There’s granulated cane sugar, but corn “sugar” seems to come in syrup form only. Why is this? Why is there no granulated “corn sugar”?
There is; it’s called dextrose.
I don’t know why it isn’t commonly sold for household use like cane sugar, though.
You add a bit of corn syrup to candy made with granulated sugar to help keep it from crystalizing out of a super saturated solution. An example is fudge. A tablespoon goes into frosting to make it a bit smoother. You can cook corn syrup into a hard candy, but it doesn’t crystalize into small individual crystals like beet or cane sugar. Someone that can explain why it won’t do this will have to take over from here.
Well I guess it can be made granular, but it still does work to help prevent the granulation of candy.
Because it is not as sweet as common table sugar (sucrose). You need about 50% dextrose more to equal the sweetness of sucrose.
50% more dextrose :smack:
You can buy corn sugar in powered form from beer and wine making supply shops. It absorbs water and turns into a hard lump very quickly if you don’t keep it well sealed. If you put it in a sugar bowl, in about 2 days you probably couldn’t get it back out.
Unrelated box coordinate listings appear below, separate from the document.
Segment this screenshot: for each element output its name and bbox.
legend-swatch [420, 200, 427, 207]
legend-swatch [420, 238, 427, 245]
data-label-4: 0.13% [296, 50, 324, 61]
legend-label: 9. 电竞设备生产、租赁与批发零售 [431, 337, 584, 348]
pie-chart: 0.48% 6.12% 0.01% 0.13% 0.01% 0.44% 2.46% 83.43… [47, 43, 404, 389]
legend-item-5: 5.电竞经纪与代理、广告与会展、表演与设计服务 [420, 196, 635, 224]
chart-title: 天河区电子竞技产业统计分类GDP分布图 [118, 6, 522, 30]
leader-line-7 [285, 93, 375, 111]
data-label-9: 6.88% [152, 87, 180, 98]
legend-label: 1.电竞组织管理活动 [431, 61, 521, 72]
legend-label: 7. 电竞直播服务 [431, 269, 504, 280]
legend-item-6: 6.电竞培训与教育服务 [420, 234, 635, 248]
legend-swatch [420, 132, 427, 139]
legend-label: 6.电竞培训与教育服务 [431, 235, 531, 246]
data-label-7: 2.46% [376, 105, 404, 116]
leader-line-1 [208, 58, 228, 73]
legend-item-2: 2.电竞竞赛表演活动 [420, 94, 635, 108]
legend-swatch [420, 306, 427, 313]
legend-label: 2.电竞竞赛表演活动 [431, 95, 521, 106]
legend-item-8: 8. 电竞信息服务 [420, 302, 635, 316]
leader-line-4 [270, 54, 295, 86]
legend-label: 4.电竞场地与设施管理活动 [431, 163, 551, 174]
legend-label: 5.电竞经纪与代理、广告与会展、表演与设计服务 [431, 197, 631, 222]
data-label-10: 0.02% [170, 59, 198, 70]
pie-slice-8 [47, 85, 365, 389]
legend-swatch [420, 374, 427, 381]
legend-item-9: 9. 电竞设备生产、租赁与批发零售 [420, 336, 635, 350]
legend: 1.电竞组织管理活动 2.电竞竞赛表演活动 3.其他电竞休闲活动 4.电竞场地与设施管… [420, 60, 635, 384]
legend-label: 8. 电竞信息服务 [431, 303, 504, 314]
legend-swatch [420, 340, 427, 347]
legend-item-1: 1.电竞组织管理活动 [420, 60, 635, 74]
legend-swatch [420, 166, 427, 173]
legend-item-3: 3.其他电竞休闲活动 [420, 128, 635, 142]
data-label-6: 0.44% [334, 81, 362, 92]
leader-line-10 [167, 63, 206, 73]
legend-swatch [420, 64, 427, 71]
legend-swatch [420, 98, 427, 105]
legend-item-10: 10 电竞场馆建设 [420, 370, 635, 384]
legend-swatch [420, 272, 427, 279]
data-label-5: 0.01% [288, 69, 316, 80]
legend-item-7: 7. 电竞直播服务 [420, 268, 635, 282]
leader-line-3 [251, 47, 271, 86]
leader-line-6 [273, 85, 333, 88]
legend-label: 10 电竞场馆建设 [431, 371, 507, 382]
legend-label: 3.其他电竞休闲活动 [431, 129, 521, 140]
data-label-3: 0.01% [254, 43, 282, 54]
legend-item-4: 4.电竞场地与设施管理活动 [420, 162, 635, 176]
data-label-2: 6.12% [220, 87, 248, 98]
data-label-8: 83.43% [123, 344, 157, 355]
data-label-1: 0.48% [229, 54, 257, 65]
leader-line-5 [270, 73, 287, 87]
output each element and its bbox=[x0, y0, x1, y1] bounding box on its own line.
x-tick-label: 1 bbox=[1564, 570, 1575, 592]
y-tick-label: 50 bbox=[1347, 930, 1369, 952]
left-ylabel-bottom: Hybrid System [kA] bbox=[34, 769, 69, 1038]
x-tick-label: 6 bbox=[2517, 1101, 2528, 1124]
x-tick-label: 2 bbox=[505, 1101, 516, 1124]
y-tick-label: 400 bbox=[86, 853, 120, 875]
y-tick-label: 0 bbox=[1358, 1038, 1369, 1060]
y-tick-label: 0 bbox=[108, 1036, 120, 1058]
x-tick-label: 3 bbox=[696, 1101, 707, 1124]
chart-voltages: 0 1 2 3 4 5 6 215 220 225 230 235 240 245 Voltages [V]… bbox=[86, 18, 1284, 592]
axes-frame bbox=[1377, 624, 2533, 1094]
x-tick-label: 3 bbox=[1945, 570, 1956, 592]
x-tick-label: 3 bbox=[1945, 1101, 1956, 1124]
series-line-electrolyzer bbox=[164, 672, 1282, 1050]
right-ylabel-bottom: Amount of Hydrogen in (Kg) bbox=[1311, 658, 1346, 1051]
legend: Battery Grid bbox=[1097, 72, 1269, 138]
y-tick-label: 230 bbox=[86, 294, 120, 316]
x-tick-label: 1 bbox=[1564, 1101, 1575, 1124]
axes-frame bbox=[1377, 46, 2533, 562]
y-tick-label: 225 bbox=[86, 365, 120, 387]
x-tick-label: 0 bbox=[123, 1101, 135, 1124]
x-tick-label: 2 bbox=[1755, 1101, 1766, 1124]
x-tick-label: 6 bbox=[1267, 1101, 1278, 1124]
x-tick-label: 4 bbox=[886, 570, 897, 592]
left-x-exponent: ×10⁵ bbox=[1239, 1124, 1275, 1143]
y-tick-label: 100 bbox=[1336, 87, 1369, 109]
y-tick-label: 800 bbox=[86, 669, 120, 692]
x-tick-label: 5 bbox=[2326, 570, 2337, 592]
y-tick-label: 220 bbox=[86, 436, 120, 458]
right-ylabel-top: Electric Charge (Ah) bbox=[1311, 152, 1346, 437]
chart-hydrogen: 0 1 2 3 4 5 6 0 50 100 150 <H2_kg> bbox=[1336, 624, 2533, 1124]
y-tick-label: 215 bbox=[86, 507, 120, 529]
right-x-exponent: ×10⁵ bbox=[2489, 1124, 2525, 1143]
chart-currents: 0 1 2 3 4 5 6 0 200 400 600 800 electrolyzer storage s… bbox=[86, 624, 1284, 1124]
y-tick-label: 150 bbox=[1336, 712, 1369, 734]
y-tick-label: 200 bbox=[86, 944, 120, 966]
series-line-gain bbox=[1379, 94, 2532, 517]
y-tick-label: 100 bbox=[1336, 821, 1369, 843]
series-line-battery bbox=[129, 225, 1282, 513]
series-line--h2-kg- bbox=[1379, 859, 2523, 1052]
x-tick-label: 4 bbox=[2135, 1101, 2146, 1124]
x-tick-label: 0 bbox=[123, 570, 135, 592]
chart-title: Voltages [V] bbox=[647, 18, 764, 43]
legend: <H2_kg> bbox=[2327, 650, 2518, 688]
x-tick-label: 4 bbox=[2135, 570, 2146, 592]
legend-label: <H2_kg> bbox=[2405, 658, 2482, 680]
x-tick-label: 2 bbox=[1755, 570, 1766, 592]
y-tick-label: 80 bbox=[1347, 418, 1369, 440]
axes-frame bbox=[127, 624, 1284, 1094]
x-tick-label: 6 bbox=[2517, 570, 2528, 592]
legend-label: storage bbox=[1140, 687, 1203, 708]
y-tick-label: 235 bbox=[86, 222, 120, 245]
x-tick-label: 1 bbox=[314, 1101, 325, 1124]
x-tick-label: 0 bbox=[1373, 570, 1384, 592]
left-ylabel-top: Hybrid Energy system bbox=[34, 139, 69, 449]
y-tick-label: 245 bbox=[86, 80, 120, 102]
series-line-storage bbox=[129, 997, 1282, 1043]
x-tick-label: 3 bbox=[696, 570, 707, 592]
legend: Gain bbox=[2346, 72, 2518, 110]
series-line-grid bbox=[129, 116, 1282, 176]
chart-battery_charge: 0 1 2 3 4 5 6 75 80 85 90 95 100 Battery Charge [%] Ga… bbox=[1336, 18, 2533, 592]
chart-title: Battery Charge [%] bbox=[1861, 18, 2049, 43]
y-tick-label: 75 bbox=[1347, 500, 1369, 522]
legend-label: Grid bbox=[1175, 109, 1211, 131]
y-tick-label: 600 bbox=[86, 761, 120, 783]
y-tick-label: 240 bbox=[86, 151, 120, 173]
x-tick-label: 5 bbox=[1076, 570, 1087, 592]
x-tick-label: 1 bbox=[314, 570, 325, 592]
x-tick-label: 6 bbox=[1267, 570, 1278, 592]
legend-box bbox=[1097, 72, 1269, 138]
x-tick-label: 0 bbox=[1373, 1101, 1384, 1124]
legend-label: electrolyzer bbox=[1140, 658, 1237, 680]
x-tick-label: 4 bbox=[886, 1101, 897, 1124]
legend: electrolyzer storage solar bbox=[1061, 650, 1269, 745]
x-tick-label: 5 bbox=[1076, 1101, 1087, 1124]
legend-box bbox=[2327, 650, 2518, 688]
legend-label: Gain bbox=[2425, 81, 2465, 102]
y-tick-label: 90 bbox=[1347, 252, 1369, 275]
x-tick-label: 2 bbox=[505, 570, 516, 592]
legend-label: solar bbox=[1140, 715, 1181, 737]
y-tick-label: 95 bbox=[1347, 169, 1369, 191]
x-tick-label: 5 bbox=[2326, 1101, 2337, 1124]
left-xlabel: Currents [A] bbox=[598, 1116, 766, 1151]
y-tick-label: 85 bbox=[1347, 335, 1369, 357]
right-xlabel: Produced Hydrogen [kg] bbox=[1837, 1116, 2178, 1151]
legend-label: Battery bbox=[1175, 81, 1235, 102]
I’ve not had the problem. I buy ingredient kits which always come with way too much corn sugar. Rather than throw it out, I keep adding it to a big tupperware (little-t) bowl in my basement. It’s still mostly granular.
Given that, anyone have a good use for corn sugar aside from making beer? I can’t bear to throw it out, as I said.
I thought that granulated sugar, for table use, was also made from sugar beets, not so?
Table sugar could be either cane or beet sugar. The container should say which it is.